Held at the Maplehurst Correctional Complex with the rest of the suspects, Jamal was represented at trial by defence attorney Anser Farooq.

On September 25, 2007, he was denied bail.

==Release==
On November 5, 2007, Jamal had the most serious charge against him - Intent to Cause Explosion - dropped, and was released on $100,000 bail, the third alleged terrorist in the group to be freed. Nearly $75,000 of his bail money had been donated by the local Muslim community. He was required to refrain from using the internet, remain in the presence of one of six sureties, and remain under house arrest unless in court, his lawyer's office or at Friday prayers.

In April 2008, all charges against him were stayed due to lack of evidence.
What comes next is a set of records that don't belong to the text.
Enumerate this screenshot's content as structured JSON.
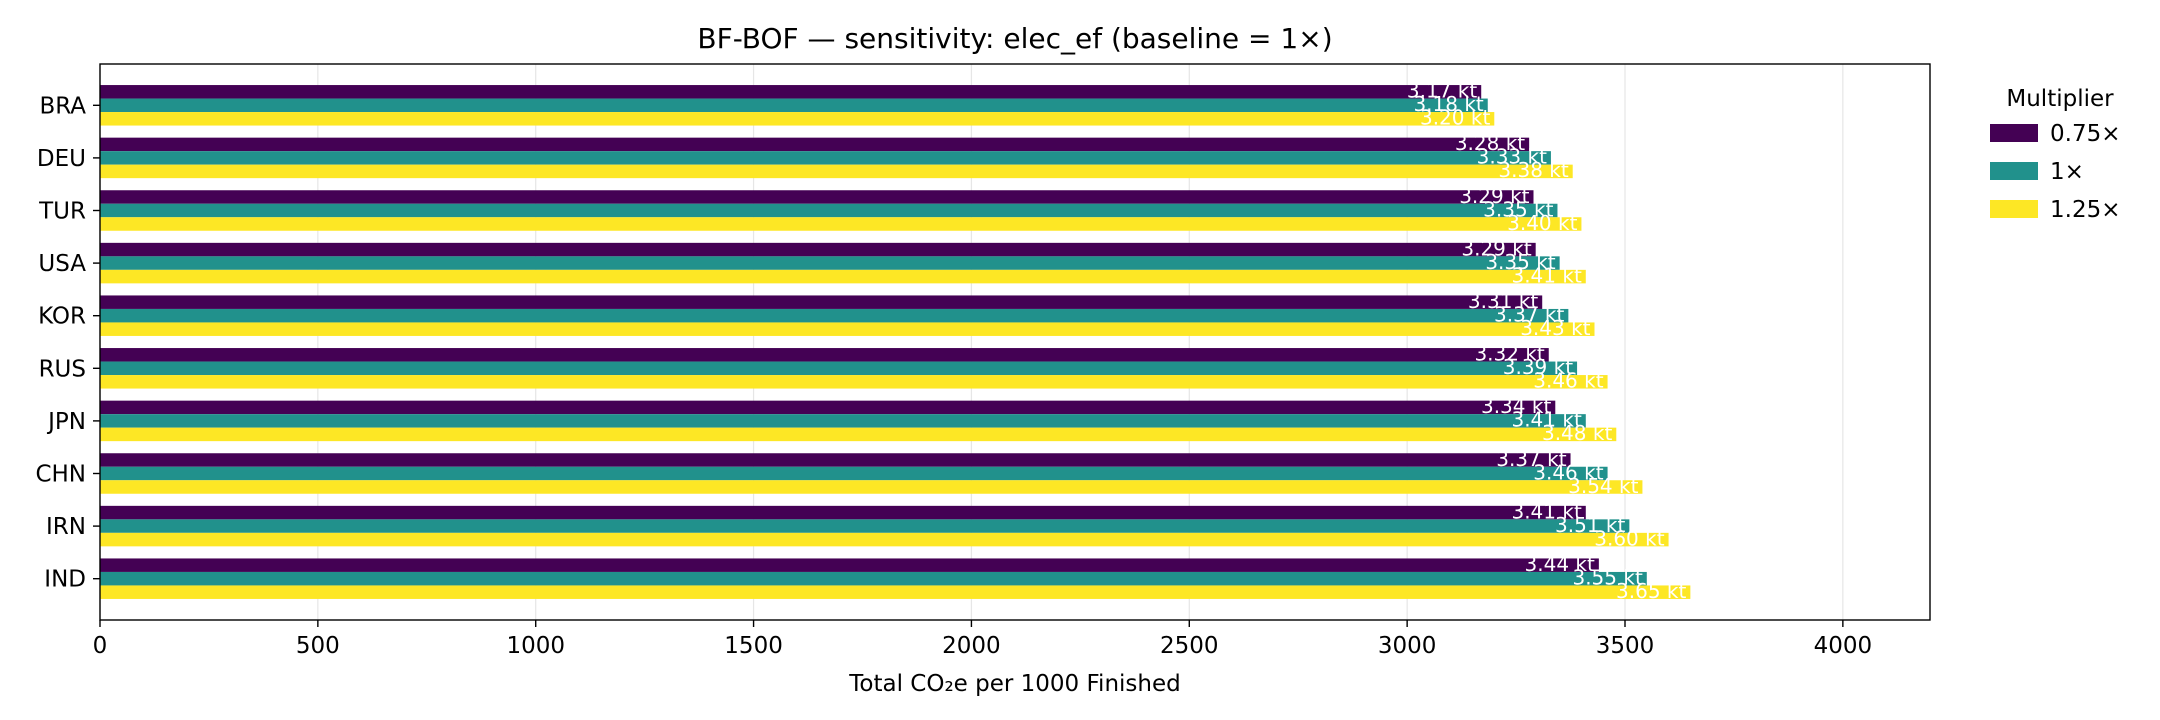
{
  "chart_data": {
    "type": "bar",
    "orientation": "horizontal",
    "title": "BF-BOF — sensitivity: elec_ef (baseline = 1×)",
    "xlabel": "Total CO₂e per 1000 Finished",
    "ylabel": "",
    "xlim": [
      0,
      4200
    ],
    "xticks": [
      "0",
      "500",
      "1000",
      "1500",
      "2000",
      "2500",
      "3000",
      "3500",
      "4000"
    ],
    "xtick_values": [
      0,
      500,
      1000,
      1500,
      2000,
      2500,
      3000,
      3500,
      4000
    ],
    "grid": "vertical",
    "categories": [
      "BRA",
      "DEU",
      "TUR",
      "USA",
      "KOR",
      "RUS",
      "JPN",
      "CHN",
      "IRN",
      "IND"
    ],
    "legend": {
      "title": "Multiplier",
      "placement": "outside-right"
    },
    "series": [
      {
        "name": "0.75×",
        "color": "#440154",
        "values": [
          3170,
          3280,
          3290,
          3295,
          3310,
          3325,
          3340,
          3375,
          3410,
          3440
        ],
        "labels": [
          "3.17 kt",
          "3.28 kt",
          "3.29 kt",
          "3.29 kt",
          "3.31 kt",
          "3.32 kt",
          "3.34 kt",
          "3.37 kt",
          "3.41 kt",
          "3.44 kt"
        ]
      },
      {
        "name": "1×",
        "color": "#21918c",
        "values": [
          3185,
          3330,
          3345,
          3350,
          3370,
          3390,
          3410,
          3460,
          3510,
          3550
        ],
        "labels": [
          "3.18 kt",
          "3.33 kt",
          "3.35 kt",
          "3.35 kt",
          "3.37 kt",
          "3.39 kt",
          "3.41 kt",
          "3.46 kt",
          "3.51 kt",
          "3.55 kt"
        ]
      },
      {
        "name": "1.25×",
        "color": "#fde725",
        "values": [
          3200,
          3380,
          3400,
          3410,
          3430,
          3460,
          3480,
          3540,
          3600,
          3650
        ],
        "labels": [
          "3.20 kt",
          "3.38 kt",
          "3.40 kt",
          "3.41 kt",
          "3.43 kt",
          "3.46 kt",
          "3.48 kt",
          "3.54 kt",
          "3.60 kt",
          "3.65 kt"
        ]
      }
    ]
  }
}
However, his peace bond stipulated that he must not have contact with any of the other accused, must not apply for a passport and must obey an 8:00pm curfew. He said that he blamed Mubin Shaikh and Wajid Khan for "lying", leading to his false imprisonment.

Mr. Farooq stated that, "we were able to establish, during the preliminary inquiry, that there were a lot of problems with the Crown's case", and evidence elicited during the preliminary inquiry set the stage for Mr. Jamal's release. He cautioned Jamal's wife to "be cautious of what she said", but she nevertheless spoke to several newspapers stating that she believed the couple were owed "millions" in wrongful prosecution damages.

Following the public comments that the couple might seek financial reparations, the Chronicle Herald published an editorial cartoon suggesting that the money would be used to finance terrorism. The Centre for Islamic Development subsequently dubbed the cartoon a "hate crime" and reported it to the police.